On 26.09.23 22:10, Stefan Hajnoczi wrote:
Hi Hanna,
I was thinking about how this could work without SUSPEND/RESUME. What
do you think of the following?

1. The front-end sends VHOST_USER_RESET_DEVICE (or
VHOST_USER_RESET_OWNER, when necessary) when the guest driver resets
the device but not on vhost_dev_start()/vhost_dev_stop().

This is half the work of SUSPEND/RESUME.  It isn’t easy to do.

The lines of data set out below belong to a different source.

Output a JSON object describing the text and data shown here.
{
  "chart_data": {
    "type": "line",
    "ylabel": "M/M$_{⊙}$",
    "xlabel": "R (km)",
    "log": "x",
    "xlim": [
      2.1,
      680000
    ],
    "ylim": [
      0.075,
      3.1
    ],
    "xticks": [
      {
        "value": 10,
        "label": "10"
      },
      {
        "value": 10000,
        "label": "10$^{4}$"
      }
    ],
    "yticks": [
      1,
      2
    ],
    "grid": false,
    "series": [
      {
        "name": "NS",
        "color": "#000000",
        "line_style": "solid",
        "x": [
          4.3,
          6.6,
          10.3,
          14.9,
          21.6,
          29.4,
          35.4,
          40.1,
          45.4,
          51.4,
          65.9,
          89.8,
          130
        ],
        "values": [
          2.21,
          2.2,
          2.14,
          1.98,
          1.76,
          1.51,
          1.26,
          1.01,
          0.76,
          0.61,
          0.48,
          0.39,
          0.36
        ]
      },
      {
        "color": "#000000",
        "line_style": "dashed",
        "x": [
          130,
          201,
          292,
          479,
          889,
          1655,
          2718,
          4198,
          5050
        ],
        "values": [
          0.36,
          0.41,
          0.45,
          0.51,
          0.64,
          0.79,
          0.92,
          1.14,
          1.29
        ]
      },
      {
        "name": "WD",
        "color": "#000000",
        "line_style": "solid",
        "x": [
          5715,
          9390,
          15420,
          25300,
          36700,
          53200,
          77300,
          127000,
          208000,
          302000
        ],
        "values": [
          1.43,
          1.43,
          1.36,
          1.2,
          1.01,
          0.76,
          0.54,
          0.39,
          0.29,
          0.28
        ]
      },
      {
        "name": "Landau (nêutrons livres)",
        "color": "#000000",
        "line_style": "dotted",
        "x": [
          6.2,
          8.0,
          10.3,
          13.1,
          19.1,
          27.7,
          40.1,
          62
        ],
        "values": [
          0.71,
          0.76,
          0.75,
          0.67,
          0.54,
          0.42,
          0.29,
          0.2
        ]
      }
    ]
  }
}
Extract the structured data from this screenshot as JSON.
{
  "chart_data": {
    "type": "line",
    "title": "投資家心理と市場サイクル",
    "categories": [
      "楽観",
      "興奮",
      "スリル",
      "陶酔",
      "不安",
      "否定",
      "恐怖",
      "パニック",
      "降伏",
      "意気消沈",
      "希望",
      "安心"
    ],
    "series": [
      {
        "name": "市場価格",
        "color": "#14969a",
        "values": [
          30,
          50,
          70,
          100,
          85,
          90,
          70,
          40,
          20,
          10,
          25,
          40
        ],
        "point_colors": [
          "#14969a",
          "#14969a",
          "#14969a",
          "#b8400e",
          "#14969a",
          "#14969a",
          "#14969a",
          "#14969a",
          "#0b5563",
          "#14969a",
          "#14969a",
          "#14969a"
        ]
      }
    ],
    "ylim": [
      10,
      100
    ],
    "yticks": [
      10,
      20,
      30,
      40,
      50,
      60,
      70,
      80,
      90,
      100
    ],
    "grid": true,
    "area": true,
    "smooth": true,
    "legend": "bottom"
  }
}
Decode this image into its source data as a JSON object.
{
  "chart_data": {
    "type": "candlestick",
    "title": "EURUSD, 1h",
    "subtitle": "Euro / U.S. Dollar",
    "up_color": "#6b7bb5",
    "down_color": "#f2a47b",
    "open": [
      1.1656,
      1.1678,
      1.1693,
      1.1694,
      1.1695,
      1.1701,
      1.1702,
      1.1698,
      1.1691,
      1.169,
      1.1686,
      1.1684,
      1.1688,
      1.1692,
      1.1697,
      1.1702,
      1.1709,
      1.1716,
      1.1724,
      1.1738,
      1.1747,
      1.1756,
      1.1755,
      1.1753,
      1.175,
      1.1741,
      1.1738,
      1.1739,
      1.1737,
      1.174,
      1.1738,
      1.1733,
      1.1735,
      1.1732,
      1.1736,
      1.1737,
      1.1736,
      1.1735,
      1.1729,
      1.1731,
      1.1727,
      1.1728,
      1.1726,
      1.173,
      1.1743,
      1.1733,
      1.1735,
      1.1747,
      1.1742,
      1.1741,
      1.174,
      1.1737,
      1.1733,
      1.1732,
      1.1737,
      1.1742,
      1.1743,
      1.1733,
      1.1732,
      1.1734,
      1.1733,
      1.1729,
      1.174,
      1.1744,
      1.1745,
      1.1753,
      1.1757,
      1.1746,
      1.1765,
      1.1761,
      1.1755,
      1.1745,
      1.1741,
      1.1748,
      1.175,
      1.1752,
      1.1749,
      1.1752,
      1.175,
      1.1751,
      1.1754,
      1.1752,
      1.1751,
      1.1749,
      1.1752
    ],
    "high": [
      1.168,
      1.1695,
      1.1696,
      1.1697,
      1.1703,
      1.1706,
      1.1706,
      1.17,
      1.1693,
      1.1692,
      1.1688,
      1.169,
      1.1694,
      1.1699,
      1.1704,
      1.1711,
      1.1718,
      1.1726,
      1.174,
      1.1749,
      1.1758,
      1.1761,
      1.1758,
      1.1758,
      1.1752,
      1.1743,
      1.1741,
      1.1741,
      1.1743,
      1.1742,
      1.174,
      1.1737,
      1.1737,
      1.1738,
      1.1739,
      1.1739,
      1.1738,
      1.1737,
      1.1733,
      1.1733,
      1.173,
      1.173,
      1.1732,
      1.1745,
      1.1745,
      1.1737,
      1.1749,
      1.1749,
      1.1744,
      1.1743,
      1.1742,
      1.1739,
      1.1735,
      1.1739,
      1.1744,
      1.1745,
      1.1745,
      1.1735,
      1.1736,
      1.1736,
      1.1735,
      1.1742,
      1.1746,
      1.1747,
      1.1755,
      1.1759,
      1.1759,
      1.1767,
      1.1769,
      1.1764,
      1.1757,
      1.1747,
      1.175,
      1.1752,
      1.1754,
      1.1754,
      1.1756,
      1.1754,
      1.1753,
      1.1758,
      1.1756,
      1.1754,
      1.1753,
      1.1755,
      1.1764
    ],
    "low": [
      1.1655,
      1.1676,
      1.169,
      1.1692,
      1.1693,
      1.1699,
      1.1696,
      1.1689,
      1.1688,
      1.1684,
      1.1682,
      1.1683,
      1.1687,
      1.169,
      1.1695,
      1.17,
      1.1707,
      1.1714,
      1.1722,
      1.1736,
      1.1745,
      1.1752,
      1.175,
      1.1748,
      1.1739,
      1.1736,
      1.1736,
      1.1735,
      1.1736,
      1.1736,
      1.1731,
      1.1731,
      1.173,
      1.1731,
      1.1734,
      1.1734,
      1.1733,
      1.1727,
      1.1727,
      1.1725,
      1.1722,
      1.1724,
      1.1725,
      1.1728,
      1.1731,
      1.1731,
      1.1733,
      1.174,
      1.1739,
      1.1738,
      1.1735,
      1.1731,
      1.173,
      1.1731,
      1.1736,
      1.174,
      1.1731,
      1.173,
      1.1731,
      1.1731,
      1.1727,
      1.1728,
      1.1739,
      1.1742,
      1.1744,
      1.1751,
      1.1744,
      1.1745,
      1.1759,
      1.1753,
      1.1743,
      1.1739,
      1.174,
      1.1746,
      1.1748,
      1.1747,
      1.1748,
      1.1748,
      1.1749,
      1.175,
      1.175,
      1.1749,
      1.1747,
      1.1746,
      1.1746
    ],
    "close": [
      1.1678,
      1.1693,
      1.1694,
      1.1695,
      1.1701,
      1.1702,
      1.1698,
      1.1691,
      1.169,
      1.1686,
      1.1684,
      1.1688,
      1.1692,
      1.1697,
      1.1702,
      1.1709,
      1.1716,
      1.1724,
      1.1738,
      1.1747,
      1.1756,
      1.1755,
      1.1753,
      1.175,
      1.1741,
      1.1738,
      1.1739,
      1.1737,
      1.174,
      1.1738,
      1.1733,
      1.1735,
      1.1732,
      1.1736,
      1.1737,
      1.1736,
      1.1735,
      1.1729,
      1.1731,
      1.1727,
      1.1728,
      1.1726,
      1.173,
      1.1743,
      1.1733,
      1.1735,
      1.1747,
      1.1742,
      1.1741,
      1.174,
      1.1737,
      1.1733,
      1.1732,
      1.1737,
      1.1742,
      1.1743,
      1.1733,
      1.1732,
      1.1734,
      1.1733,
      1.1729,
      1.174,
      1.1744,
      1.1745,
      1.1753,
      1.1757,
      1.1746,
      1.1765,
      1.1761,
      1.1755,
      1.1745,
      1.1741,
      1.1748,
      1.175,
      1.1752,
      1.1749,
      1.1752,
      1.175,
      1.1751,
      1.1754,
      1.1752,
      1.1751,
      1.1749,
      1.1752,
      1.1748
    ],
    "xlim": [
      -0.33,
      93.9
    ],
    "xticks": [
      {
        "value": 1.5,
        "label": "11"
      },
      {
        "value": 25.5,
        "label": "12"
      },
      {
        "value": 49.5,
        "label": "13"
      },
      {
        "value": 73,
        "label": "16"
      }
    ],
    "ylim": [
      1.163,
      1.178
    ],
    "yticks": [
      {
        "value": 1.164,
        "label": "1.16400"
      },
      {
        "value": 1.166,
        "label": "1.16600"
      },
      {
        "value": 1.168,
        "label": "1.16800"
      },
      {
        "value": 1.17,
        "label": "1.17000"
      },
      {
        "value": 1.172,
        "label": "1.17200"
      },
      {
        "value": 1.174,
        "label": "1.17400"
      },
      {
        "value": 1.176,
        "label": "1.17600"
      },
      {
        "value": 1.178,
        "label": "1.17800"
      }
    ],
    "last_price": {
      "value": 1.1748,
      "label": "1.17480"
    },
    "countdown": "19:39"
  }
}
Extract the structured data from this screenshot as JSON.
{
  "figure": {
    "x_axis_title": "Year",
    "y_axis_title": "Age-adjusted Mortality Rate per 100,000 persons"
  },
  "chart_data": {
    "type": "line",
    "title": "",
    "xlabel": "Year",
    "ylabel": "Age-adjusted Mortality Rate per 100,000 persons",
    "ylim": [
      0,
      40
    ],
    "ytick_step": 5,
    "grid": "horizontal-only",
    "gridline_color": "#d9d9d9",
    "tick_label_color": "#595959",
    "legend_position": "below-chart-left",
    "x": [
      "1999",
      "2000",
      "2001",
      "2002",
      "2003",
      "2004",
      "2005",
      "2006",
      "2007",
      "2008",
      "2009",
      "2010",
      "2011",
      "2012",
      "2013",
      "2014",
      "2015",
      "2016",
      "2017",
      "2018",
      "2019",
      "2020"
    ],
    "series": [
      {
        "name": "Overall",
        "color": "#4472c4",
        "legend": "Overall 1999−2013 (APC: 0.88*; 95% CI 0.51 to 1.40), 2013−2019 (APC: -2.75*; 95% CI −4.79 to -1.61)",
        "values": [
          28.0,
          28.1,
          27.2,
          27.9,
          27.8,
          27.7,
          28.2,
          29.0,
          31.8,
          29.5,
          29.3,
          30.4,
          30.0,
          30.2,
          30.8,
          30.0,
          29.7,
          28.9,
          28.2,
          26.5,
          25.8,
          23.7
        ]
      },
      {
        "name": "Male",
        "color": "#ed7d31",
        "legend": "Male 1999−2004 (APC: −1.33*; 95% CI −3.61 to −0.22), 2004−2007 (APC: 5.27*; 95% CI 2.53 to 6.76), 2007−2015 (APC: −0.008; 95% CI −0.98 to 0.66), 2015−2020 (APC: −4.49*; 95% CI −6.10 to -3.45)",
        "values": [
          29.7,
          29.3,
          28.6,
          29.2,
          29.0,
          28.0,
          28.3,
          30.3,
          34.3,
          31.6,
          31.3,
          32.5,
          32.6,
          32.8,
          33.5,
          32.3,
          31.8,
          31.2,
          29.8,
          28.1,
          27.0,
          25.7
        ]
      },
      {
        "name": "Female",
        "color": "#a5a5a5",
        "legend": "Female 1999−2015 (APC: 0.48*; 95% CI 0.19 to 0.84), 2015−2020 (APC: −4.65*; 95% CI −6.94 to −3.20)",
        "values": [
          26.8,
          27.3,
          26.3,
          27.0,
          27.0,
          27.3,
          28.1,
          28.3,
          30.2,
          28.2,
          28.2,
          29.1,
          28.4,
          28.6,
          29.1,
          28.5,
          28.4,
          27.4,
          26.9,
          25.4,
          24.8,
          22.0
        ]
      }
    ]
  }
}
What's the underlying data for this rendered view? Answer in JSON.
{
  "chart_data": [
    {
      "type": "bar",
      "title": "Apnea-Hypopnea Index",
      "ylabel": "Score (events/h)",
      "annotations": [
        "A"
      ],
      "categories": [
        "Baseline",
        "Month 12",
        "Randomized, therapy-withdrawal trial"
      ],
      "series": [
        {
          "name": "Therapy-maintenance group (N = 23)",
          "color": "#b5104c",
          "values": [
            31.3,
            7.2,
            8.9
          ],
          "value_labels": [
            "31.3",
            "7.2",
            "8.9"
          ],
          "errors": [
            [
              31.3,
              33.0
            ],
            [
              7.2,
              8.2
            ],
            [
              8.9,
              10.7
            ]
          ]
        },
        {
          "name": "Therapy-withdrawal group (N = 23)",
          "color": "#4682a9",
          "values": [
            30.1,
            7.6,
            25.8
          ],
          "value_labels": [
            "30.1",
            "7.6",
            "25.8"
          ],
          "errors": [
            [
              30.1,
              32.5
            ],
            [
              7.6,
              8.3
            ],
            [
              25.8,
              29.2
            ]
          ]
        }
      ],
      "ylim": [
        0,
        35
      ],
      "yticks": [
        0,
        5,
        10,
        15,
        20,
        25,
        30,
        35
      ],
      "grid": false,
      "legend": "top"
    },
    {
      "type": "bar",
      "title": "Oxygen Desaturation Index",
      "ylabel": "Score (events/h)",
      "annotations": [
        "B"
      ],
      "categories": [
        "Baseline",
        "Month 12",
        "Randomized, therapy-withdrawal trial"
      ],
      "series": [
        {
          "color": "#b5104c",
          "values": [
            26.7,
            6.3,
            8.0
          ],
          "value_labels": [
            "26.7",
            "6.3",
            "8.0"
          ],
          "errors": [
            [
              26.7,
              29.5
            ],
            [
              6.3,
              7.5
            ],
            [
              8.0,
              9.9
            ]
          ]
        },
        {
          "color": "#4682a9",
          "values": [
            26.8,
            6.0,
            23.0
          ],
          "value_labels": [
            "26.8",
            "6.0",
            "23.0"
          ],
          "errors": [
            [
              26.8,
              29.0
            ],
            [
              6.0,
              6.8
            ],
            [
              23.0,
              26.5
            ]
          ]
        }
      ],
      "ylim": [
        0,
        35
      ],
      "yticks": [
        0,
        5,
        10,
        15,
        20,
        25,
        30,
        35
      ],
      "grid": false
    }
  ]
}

2. Suspend the device when all virtqueues are stopped via
VHOST_USER_GET_VRING_BASE. Resume the device after at least one
virtqueue is started and enabled.
3. Ignore VHOST_USER_SET_STATUS.

Reset would work. The device would suspend and resume without losing
state. Existing vhost-user backends already behave like this in
practice (they often don't implement RESET_DEVICE).

I don’t understand the point, though.  Today, reset in practice is a no-op anyway, precisely because we only send SET_STATUS 0, don’t fall back to RESET_OWNER/RESET_DEVICE, and no back-end implements SET_STATUS 0 as a reset.  By sending RESET_* in case of a guest-initiated reset and nothing in case of stop/cont, we effectively don’t change anything about the latter (which is what SUSPEND/RESUME would be for), but only fix the former case.  While I agree that it’s wrong that we don’t really reset the back-end in case of a guest-initiated reset, this is the first time in this whole discussion that that part has been presented as a problem that needs fixing now.

So the proposal effectively changes nothing for the vhost_dev_stop()/start() case where we’d want to make use of SUSPEND/RESUME, but only for the case where we would not use it.